4
votes

A few weeks ago I started using Core Data for the first time in a non-trivial application. One of the things that surprised and confused me was how error handling works. To give an example, one of the first things I tried was setting my data file as "locked" in Finder, to order to make sure I was properly handling the NSError object returned by reference when I set the file URL. To my surprise, instead of returning nil and setting the NSError, the persistent store coordinator raised an uncaught exception from the underlying NSData!

At the same time, it seems like error handling is a bit unnecessary sometimes in Core Data. For instance, I don't see any obvious reason why a fetch request would need error handling beyond programmer mistakes (which, incidentally, also raise an exception in my experience). In these cases, I've been passing NULL for the NSError reference pointer.

Between try / catch blocks and NSError I could spend a lot of time writing code to appease Core Data, but I want to be practical about it so I'm not spending time on error code that will never run. With that in mind, how do you approach error handling in your applications? What errors have you seen in the real world that you should make sure to account for?

1

1 Answers

2
votes

The error handling direction that Apple has been taking since 1.4 has been NSError for errors that the application should know about (like the one you stated above) and exceptions for programming errors (that should never get past QA).

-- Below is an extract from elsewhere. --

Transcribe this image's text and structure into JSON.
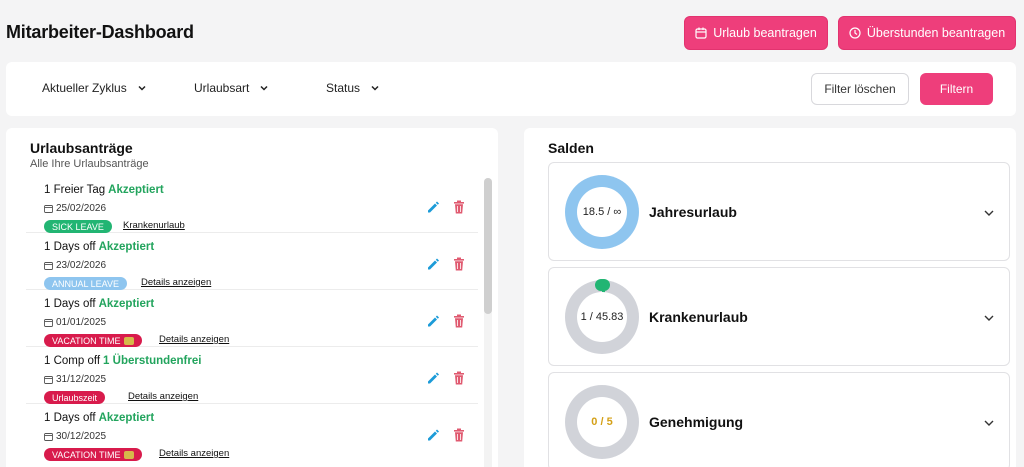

In general, you should program with these guidelines in mind. When you find an issue like this, you can program a handler for now based on the actual results you are finding, but you should also post a bug report to Apple right away since this pattern is contrary to the one they're adopting.

You can post the bug report to http://bugreport.apple.com/. You will need an ADC account but you can post bug reports with the free account. I've found them to be extremely responsive to bugs in the development toolkit and issues like this, where the framework behaves contradictory to their stated design patterns.